I’ve noticed in the last few months that the dominant female in a group of coyotes I watch, although still very protective when it comes to defending her family, appears to not be as assertive or in-your-face about it as she once was. I see her less often these days than I used to, and when I do see her, I feel that there is less dominance in her as compared to several months ago. For instance, she will often get up and leave her perch instead of continue to monitor when certain dog groups walk by. Even so, the year-old pups still look up to her for guidance, and they always greet her ecstatically when they meet her on a path after, probably, only a few hours of separation.

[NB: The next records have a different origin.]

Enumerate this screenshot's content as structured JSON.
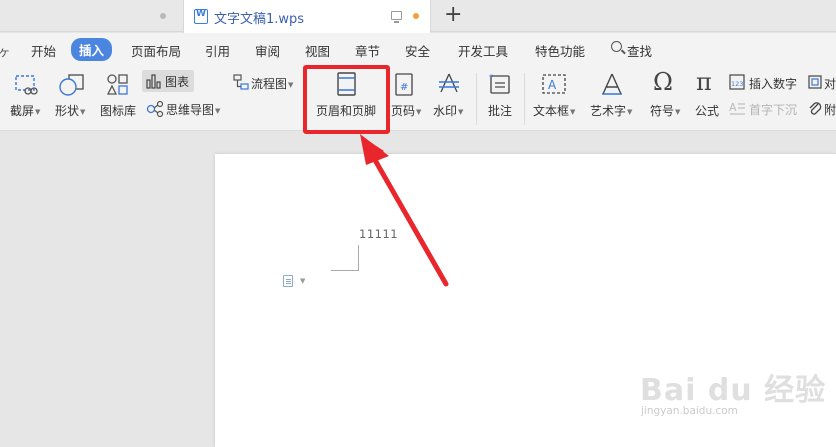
{
  "tabs": {
    "document_title": "文字文稿1.wps",
    "add_label": "+"
  },
  "menu": {
    "partial_first": "ヶ",
    "items": [
      "开始",
      "插入",
      "页面布局",
      "引用",
      "审阅",
      "视图",
      "章节",
      "安全",
      "开发工具",
      "特色功能"
    ],
    "active": "插入",
    "search_label": "查找"
  },
  "ribbon": {
    "screenshot": "截屏",
    "shapes": "形状",
    "icon_library": "图标库",
    "chart": "图表",
    "flowchart": "流程图",
    "mindmap": "思维导图",
    "header_footer": "页眉和页脚",
    "page_number": "页码",
    "watermark": "水印",
    "comment": "批注",
    "textbox": "文本框",
    "wordart": "艺术字",
    "symbol": "符号",
    "formula": "公式",
    "insert_number": "插入数字",
    "drop_cap": "首字下沉",
    "object_partial": "对",
    "attachment_partial": "附"
  },
  "document": {
    "content": "11111"
  },
  "watermark": {
    "main": "Bai du 经验",
    "sub": "jingyan.baidu.com"
  },
  "colors": {
    "highlight": "#e8262c",
    "accent": "#4a86e0"
  }
}
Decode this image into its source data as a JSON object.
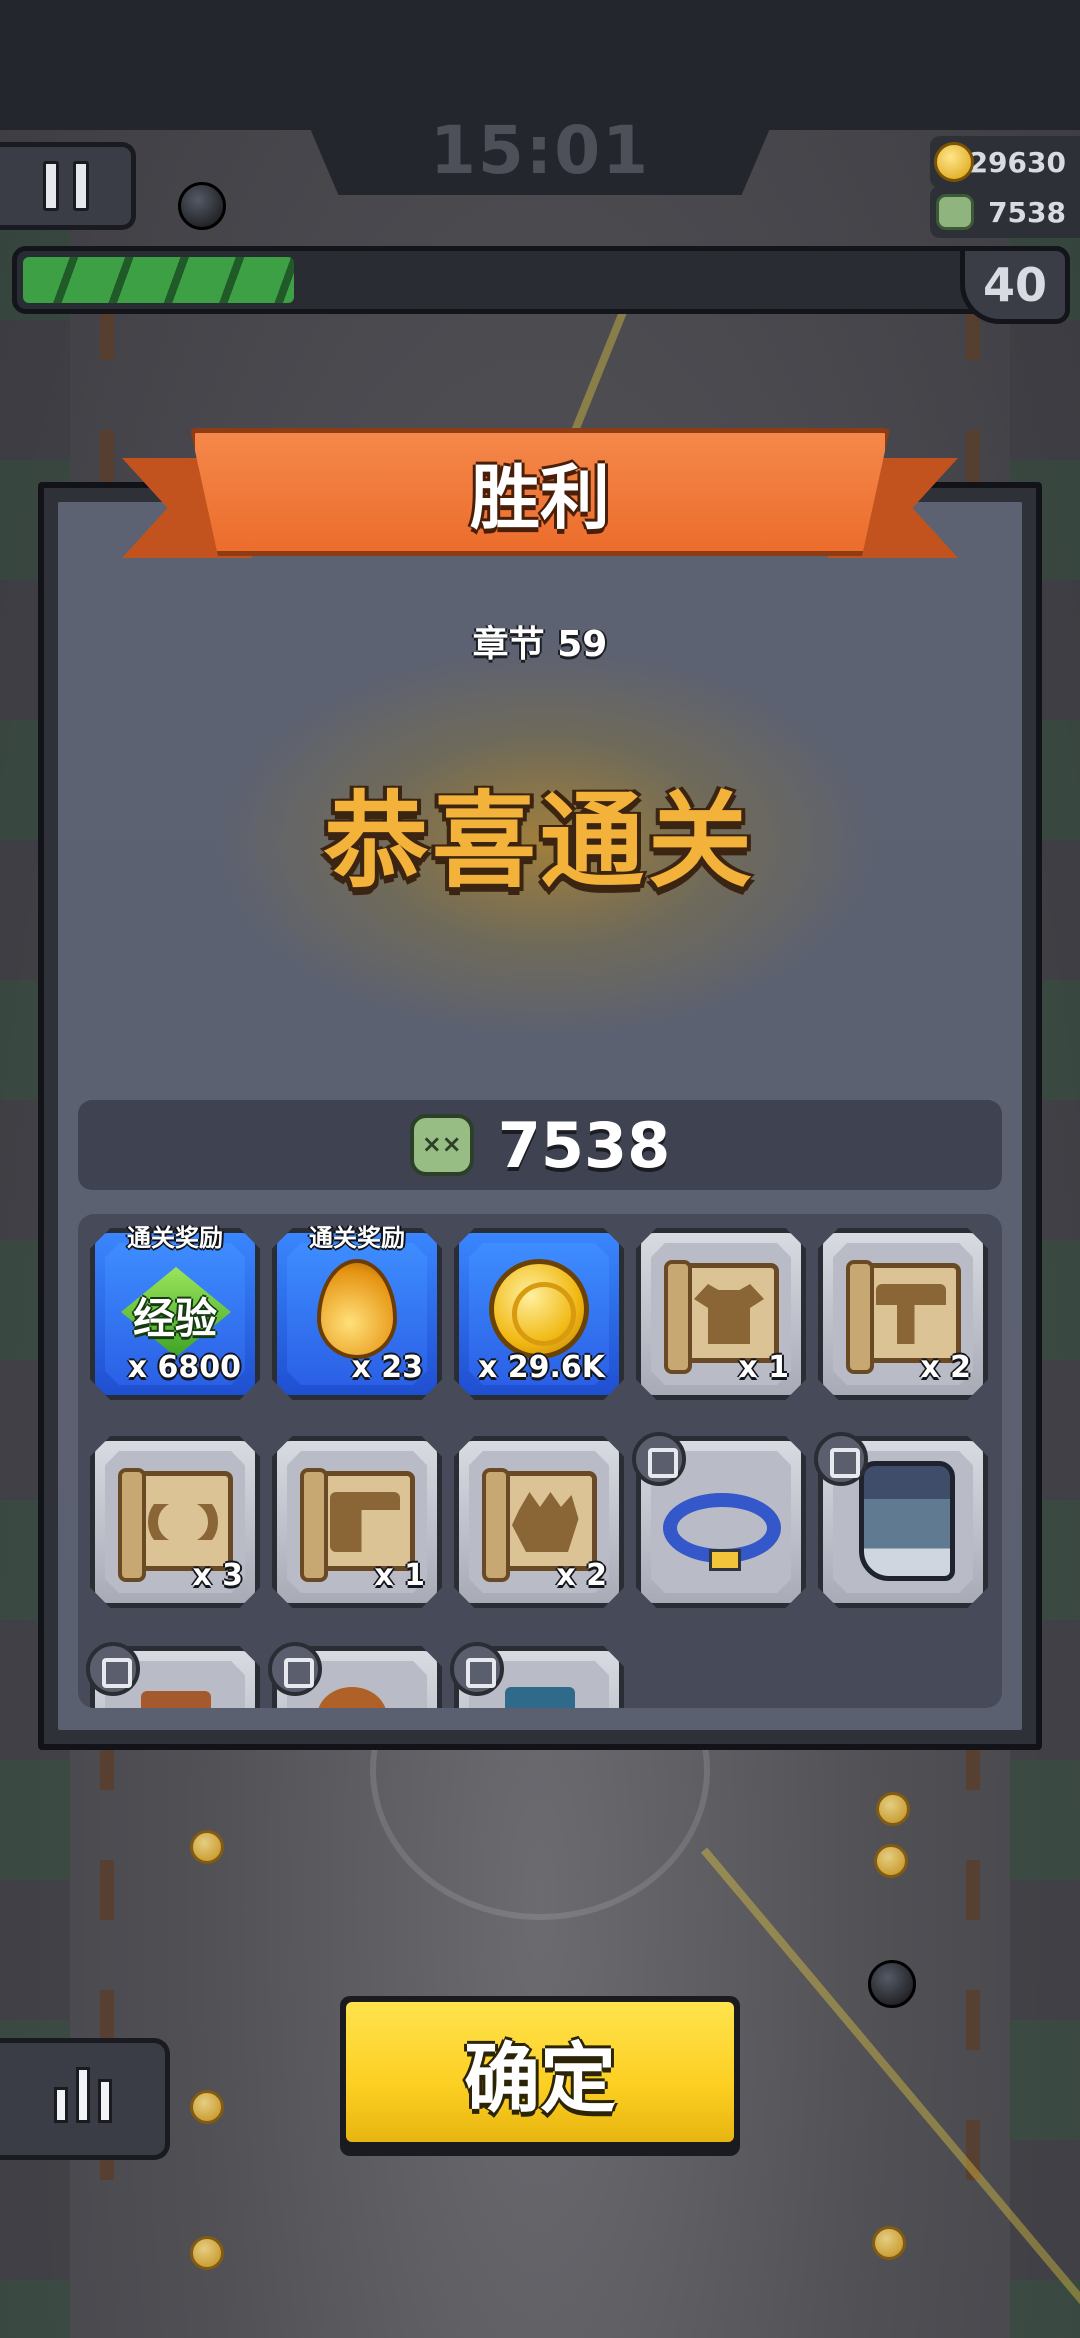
{
  "hud": {
    "timer": "15:01",
    "gold": "29630",
    "kills": "7538",
    "level": "40",
    "progress_fraction": 0.29
  },
  "result": {
    "title": "胜利",
    "chapter": "章节 59",
    "headline": "恭喜通关",
    "kill_count": "7538"
  },
  "rewards": [
    {
      "tag": "通关奖励",
      "icon": "exp-gem-icon",
      "label": "经验",
      "count": "x 6800",
      "style": "blue"
    },
    {
      "tag": "通关奖励",
      "icon": "energy-drop-icon",
      "count": "x 23",
      "style": "blue"
    },
    {
      "icon": "gold-coin-icon",
      "count": "x 29.6K",
      "style": "blue"
    },
    {
      "icon": "armor-blueprint-icon",
      "count": "x 1",
      "style": "gray"
    },
    {
      "icon": "weapon-blueprint-icon",
      "count": "x 2",
      "style": "gray"
    },
    {
      "icon": "belt-blueprint-icon",
      "count": "x 3",
      "style": "gray"
    },
    {
      "icon": "pants-blueprint-icon",
      "count": "x 1",
      "style": "gray"
    },
    {
      "icon": "glove-blueprint-icon",
      "count": "x 2",
      "style": "gray"
    },
    {
      "icon": "blue-belt-icon",
      "style": "gray"
    },
    {
      "icon": "boots-icon",
      "style": "gray"
    },
    {
      "icon": "armor-icon",
      "style": "gray"
    },
    {
      "icon": "necklace-icon",
      "style": "gray"
    },
    {
      "icon": "pants-icon",
      "style": "gray"
    }
  ],
  "buttons": {
    "confirm": "确定"
  },
  "colors": {
    "ribbon": "#ec6d2c",
    "headline": "#f3b23a",
    "confirm": "#fccf22",
    "progress": "#3ea045",
    "reward_blue": "#2b60e6"
  }
}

I’ve noted that within her own family her dominance seems to be rather casual, and wonder if this is normal within a family.  Or, could it be a phase? There were no new puppies this year, which could simply be a coyote’s method of controlling the population, or, it could mean that this coyote is getting weaker older. Within her own family, I’ve noticed that care, concern, love and affection are supreme: these are really uplifting to see, and I see them all the time. It may be that the several instances I’ve seen of the mother’s apparent casual dominance, or tolerance, in certain situations has nothing to do, in fact, with dominance, and has everything to do with family ties and affection.

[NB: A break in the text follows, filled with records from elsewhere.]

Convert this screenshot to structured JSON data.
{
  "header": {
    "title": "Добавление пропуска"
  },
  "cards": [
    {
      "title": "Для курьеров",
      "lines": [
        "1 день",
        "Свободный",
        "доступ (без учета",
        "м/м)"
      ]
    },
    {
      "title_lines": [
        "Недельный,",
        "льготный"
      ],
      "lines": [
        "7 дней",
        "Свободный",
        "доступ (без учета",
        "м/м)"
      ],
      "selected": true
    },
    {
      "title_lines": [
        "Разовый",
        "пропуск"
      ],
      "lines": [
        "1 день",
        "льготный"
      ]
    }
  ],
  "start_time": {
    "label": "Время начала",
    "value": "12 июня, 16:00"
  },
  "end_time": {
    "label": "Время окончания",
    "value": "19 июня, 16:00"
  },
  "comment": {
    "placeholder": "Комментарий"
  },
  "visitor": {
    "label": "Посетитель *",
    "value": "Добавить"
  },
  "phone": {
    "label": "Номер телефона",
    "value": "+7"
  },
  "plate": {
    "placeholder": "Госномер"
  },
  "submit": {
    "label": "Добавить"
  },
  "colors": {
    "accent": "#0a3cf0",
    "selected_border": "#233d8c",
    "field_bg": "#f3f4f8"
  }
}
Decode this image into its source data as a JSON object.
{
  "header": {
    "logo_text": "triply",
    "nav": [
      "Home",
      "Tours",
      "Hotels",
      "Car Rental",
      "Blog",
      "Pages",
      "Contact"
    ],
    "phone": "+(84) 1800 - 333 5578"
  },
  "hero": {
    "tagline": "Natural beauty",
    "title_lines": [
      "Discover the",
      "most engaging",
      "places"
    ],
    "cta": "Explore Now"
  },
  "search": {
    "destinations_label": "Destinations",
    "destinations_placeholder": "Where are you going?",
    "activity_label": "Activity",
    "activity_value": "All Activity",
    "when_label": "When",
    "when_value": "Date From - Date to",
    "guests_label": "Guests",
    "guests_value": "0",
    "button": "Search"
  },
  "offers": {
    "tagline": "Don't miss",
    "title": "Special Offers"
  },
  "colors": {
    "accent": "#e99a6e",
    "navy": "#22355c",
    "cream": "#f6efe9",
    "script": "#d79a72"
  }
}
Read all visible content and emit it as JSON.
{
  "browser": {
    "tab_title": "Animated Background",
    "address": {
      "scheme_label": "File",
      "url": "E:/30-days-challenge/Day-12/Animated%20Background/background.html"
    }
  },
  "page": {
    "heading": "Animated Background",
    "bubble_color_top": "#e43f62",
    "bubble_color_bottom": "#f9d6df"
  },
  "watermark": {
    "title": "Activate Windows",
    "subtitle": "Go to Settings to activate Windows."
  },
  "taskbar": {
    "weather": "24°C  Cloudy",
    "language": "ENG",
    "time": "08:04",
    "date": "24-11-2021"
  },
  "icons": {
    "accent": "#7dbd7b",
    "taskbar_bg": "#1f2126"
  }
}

Both younger coyotes have put a paw up on top of their mother’s muzzle, and their muzzle over hers. As far as I have seen, it is the dominant one whose paw and muzzle is always on top. My own dog made this very clear to me once. We went to a pet store where Park lay on the ground, Sphynx-like with forelegs extended. The owner, whom my dog had never seen before, came up and put her hands on top of my dog’s paws. He reacted ferociously, withdrawing his paws from under her hands and moving away — it scared us all. My dog was always very obedient and did what I asked of him quickly. However, even when I put my own hand on his paw, he would smile at me and then slowly lift his to be over mine!!

The other thing I’ve seen is one of the male pups mounting his mother. Both of these instances — the paw on the muzzle and the mounting — look much more like expressions of extreme affection than expressions of dominance by the pups, so I’m wondering how and if the dominance factor fits in here.

The latest item of relevance to this is when I saw the mother’s ears airplaned out to the side and down when in the presence of her pups. In my own dog, this always indicated that the dog was succumbing, maybe under duress, to whatever was going on: a kind of resignation to the circumstances which included a knowledge of what was going to eventually happen. As an example: We had a little female cattle-dog mix. She, of course, was the center of attention always. Then, one day we were walking in Golden Gate Park when a filthy, bouncy little  four-month-old puppy began tailgating her. This was “one of the many events” that occur on walks and was exciting only to that extent for my little dog. We scanned the place for an owner — there was none to be found. We decided that we should take the puppy to the SPCA. So we put our dog into the car, and then the puppy. The minute our dog saw that this puppy was coming home with us, she decided that she would flee — she did not want to put up with this dirty and mannerless homeless fellow.  There was no aggression or growling on her part, rather, she simply tried escaping the situation by attempting to jump out the car window — fortunately she didn’t make it. Her ears went way down and out. We ended up keeping the puppy, which Cinder was never happy about, because, as I later figured out, she knew, right from the start, that this puppy would become the dominant one and that her unique status was going to be compromised.

I wonder if the coyote mother might have a similar inkling? She, however, is not going to flee because these are her own offspring and this is her territory. Could the ears down indicate her own forbearance for now? Maybe there will come a time when she will snap, when she will lay down the law, when she will ban them from her presence. The time for this is not now. These are just thoughts that occurred to me based on my own limited observations on coyotes and my own dogs. I’m sure that these behaviors will fall into place as I see more.